Hee-Jeong Yang, Decheng Wang, Xin Wen, Danielle M. Weiner, Laura E. Via; Frontiers in Cellular and Infection Microbiology, 2021
Tuberculosis (TB) remains a global health problem despite almost universal efforts to provide patients with highly effective chemotherapy, in part, because many infected individuals are not diagnosed and treated, others do not complete treatment, and a small proportion harbor Mycobacterium tuberculosis (Mtb) strains that have become resistant to drugs in the standard regimen. Development and approval of new drugs for TB have accelerated in the last 10 years, but more drugs are needed due to both Mtb’s development of resistance and the desire to shorten therapy to 4 months or less. The drug development process needs predictive animal models that recapitulate the complex pathology and bacterial burden distribution of human disease. The human host response to pulmonary infection with Mtb is granulomatous inflammation usually resulting in contained lesions and limited bacterial replication. In those who develop progressive or active disease, regions of necrosis and cavitation can develop leading to lasting lung damage and possible death. This review describes the major vertebrate animal models used in evaluating compound activity against Mtb and the disease presentation that develops. Each of the models, including the zebrafish, various mice, guinea pigs, rabbits, and non-human primates provides data on number of Mtb bacteria and pathology resolution. The models where individual lesions can be dissected from the tissue or sampled can also provide data on lesion-specific bacterial loads and lesion-specific drug concentrations. With the inclusion of medical imaging, a compound’s effect on resolution of pathology within individual lesions and animals can also be determined over time. Incorporation of measurement of drug exposure and drug distribution within animals and their tissues is important for choosing the best compounds to push toward the clinic and to the development of better regimens. We review the practical aspects of each model and the advantages and limitations of each in order to promote choosing a rational combination of them for a compound’s development.
Results from MultiScan™ LFER PET/CT
Tuberculosis Imaging group under the direction of Laura E. Via is using 2 MultiScan™ LFER PET/CT scanner for studying tuberculosis on Rabbit, Common Marmoset and Rhesus Macaque at National Institute of Allergy and Infectious Diseases.

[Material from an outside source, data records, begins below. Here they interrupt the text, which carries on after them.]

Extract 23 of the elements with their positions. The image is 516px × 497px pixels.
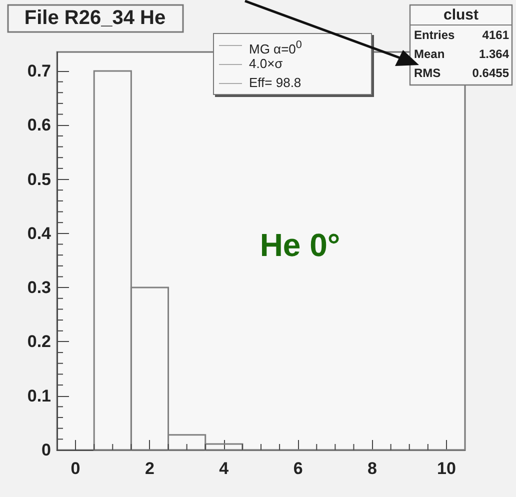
text: Entries 4161	[414, 28, 509, 42]
x-tick-label: 4	[219, 459, 230, 478]
annotation: 4.0×σ	[249, 56, 283, 72]
y-tick-label: 0.3	[27, 278, 51, 298]
text: clust	[443, 6, 479, 24]
chart-title: File R26_34 He	[24, 7, 166, 29]
annotation: MG α=0$^{0}$	[249, 38, 302, 58]
x-tick-label: 0	[70, 459, 80, 478]
x-tick-label: 10	[436, 459, 456, 478]
y-tick-label: 0	[42, 440, 51, 460]
y-tick-label: 0.5	[27, 170, 51, 189]
text: RMS 0.6455	[414, 66, 509, 80]
x-tick-label: 8	[368, 459, 378, 478]
y-tick-label: 0.1	[27, 386, 51, 406]
y-tick-label: 0.7	[27, 61, 51, 80]
x-tick-label: 2	[144, 459, 154, 478]
y-tick-label: 0.6	[27, 116, 51, 135]
text: Mean 1.364	[414, 47, 509, 61]
annotation: Eff= 98.8	[249, 75, 302, 91]
annotation: He 0°	[260, 227, 340, 263]
y-tick-label: 0.2	[27, 332, 51, 352]
y-tick-label: 0.4	[27, 224, 52, 243]
x-tick-label: 6	[293, 459, 303, 478]
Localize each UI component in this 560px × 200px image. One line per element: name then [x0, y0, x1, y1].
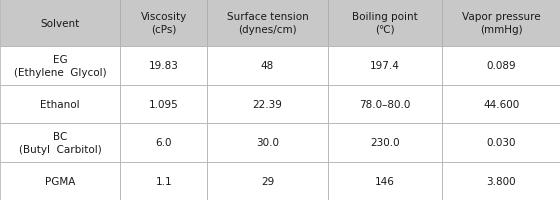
Bar: [328, 123, 442, 162]
Text: 230.0: 230.0: [370, 138, 400, 148]
Text: 78.0–80.0: 78.0–80.0: [360, 99, 410, 109]
Text: 1.1: 1.1: [156, 176, 172, 186]
Bar: [0, 123, 120, 162]
Bar: [120, 85, 207, 123]
Bar: [207, 162, 328, 200]
Text: 30.0: 30.0: [256, 138, 279, 148]
Text: BC
(Butyl  Carbitol): BC (Butyl Carbitol): [19, 131, 101, 154]
Bar: [120, 47, 207, 85]
Text: 22.39: 22.39: [253, 99, 282, 109]
Text: Vapor pressure
(mmHg): Vapor pressure (mmHg): [462, 12, 540, 35]
Bar: [207, 85, 328, 123]
Bar: [120, 162, 207, 200]
Text: Viscosity
(cPs): Viscosity (cPs): [141, 12, 187, 35]
Bar: [442, 0, 560, 47]
Text: Ethanol: Ethanol: [40, 99, 80, 109]
Text: 1.095: 1.095: [149, 99, 179, 109]
Text: Solvent: Solvent: [40, 19, 80, 28]
Text: 3.800: 3.800: [487, 176, 516, 186]
Text: 0.030: 0.030: [487, 138, 516, 148]
Bar: [0, 162, 120, 200]
Text: 19.83: 19.83: [149, 61, 179, 71]
Bar: [207, 47, 328, 85]
Bar: [0, 85, 120, 123]
Bar: [442, 123, 560, 162]
Bar: [207, 123, 328, 162]
Bar: [328, 85, 442, 123]
Bar: [328, 162, 442, 200]
Text: Boiling point
(℃): Boiling point (℃): [352, 12, 418, 35]
Bar: [120, 0, 207, 47]
Bar: [328, 47, 442, 85]
Bar: [442, 85, 560, 123]
Text: 44.600: 44.600: [483, 99, 519, 109]
Text: 6.0: 6.0: [156, 138, 172, 148]
Bar: [120, 123, 207, 162]
Text: 29: 29: [261, 176, 274, 186]
Bar: [0, 47, 120, 85]
Bar: [207, 0, 328, 47]
Text: 146: 146: [375, 176, 395, 186]
Text: 48: 48: [261, 61, 274, 71]
Text: EG
(Ethylene  Glycol): EG (Ethylene Glycol): [14, 55, 106, 77]
Bar: [442, 47, 560, 85]
Text: Surface tension
(dynes/cm): Surface tension (dynes/cm): [227, 12, 308, 35]
Text: 197.4: 197.4: [370, 61, 400, 71]
Bar: [0, 0, 120, 47]
Bar: [328, 0, 442, 47]
Bar: [442, 162, 560, 200]
Text: PGMA: PGMA: [45, 176, 76, 186]
Text: 0.089: 0.089: [487, 61, 516, 71]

In this substantial comprehensive review, the researchers also compared these 3 animal models in respect of PET/CT imaging:
Figure 3. FDG PET/CTs of a rabbit (A), marmoset (B), and rhesus macaque (C) with cavitary disease. The animals were infected for 69 to 90 days with M. tuberculosis at the time of imaging. Cavities (blue arrows) have been partially emptied of their necrotic contents and filled with air indicated by a darker central region in the lesions (lower density) surrounded by lighter walls (higher density). The scales show the range of CT Hounsfield units from higher to low density in shades of gray (+400 to −1000) on the left and FDG uptake in PET standard uptake units / body weight from high to low uptake in bright yellow to red to black (14 to 0) on the right. The width of the animal’s midsection is indicated with a bar and label to highlight the difference in size of the three animals.